Mpiranya au Zimbabwe ?

Le procureur international accuse Kayishema d’avoir « joué un rôle important dans le massacre perpétré à l’église de Nyange, le 16 avril 1994. Au cours des jours qui ont précédé le massacre, 2 000 civils tutsis — femmes, hommes, enfants et personnes âgées — ont trouvé refuge dans l’église. Au commencement, des miliciens ont encerclé l’église et ont lancé une attaque, notamment en jetant des grenades à main à l’intérieur du bâtiment bondé. Les réfugiés ont été blessés ou tués en grand nombre, mais ils ont résisté, contraignant les assaillants à se retirer. Déterminés à tuer ces civils innocents, des dirigeants locaux, dont Fulgence Kayishema, ont fait venir un bulldozer devant l’église. Dans un acte sacrilège d’une brutalité inimaginable, le bulldozer a été utilisé pour démolir l’église alors que les réfugiés se trouvaient encore à l’intérieur. Plus de 1 500 d’entre eux sont morts écrasés.

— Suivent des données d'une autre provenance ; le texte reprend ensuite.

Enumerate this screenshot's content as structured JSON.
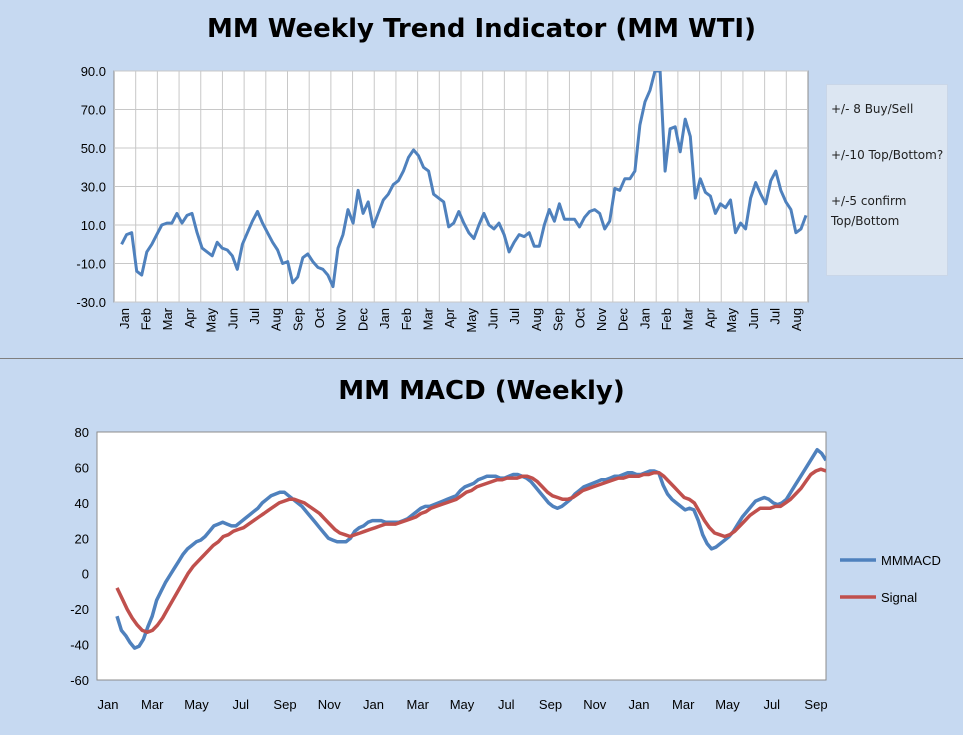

Les rescapés qui ont pu s’échapper ont été poursuivis et assassinés. »

Parmi les autres accusés en fuite que Brammertz espère retrouver figure au premier plan le major Protais Mpiranya, qui commandait en 1994 la Garde présidentielle rwandaise, une unité d’élite notamment chargée de la sécurité du président Juvénal Habyarimana. Mpiranya est sans doute aujourd’hui le fugitif de la justice internationale le plus recherché. Mais si Brammertz affirme ouvertement que Kayishema se cache en Afrique du Sud, il ne mentionne jamais clairement le pays qui abriterait Mpiranya. De bonnes sources au MTPI indiquent néanmoins que l’ancien officier vit au Zimbabwe, pays voisin de l’Afrique du Sud.

Une prime allant jusqu’à 5 millions de dollars

« Nous enquêtons activement sur des éléments de preuve faisant apparaître que Protais Mpiranya, en sus des crimes qu’il a commis pendant le génocide, se livre depuis deux décennies à d’autres activités criminelles graves. Nous avons des raisons de croire qu’il a également exploité des entreprises en utilisant des fonds illicites. De nombreuses personnes sont susceptibles d’avoir interagi avec lui ou obtenu des informations à son sujet. Ces personnes nous intéressent, et nous les encourageons à prendre contact avec nous afin de nous communiquer des informations sur Protais Mpiranya », a déclaré Brammertz le 8 juin dans son rapport à l’instance dirigeante de l’Onu. Il a rappelé que « quiconque — y compris les associés et les proches de Protais Mpiranya — fournit des informations permettant de l’arrêter peut prétendre à une récompense pouvant aller jusqu’à cinq millions de dollars des États-Unis d’Amérique ».

Selon l’ONG African Rights, Mpiranya se battait en 1998 aux côtés des Forces armées congolaises contre des rebelles congolais soutenus par le nouveau pouvoir rwandais. Toujours selon African Rights, le fugitif aurait plus tard été envoyé au Zimbabwe pour y nouer des liens d’affaires pour le compte des Forces démocratiques de libération du Rwanda (FDLR), mouvement de rébellion armé rwandais, accusé d’exploiter les minerais dont regorge l’est de la République démocratique du Congo.

L’acte d’accusation contre Mpiranya allègue que des éléments de la Garde présidentielle, agissant sous les ordres du major, ont participé, le matin du 7 avril 1994, à l’enlèvement et au meurtre de dirigeants de l’opposition. Parmi les victimes figurent la Premier ministre Agathe Uwilingiyimana et le président de la Cour constitutionnelle, Joseph Kavaruganda. L’accusé aurait, par ailleurs, joué un rôle dans le meurtre, par des soldats de l’armée régulière, de 10 casques bleus belges au centre de Kigali.

Certains milieux rwandais le disent mort, ce que conteste Brammertz qui y voit une façon de fausser les pistes. La gravité des crimes reprochés à Mpiranya fait que, en cas d’arrestation, il serait jugé par le MTPI lui-même, à Arusha. Ce n’est pas le cas de Kayishema qui, lui, serait transféré au Rwanda, pour être jugé par la justice nationale.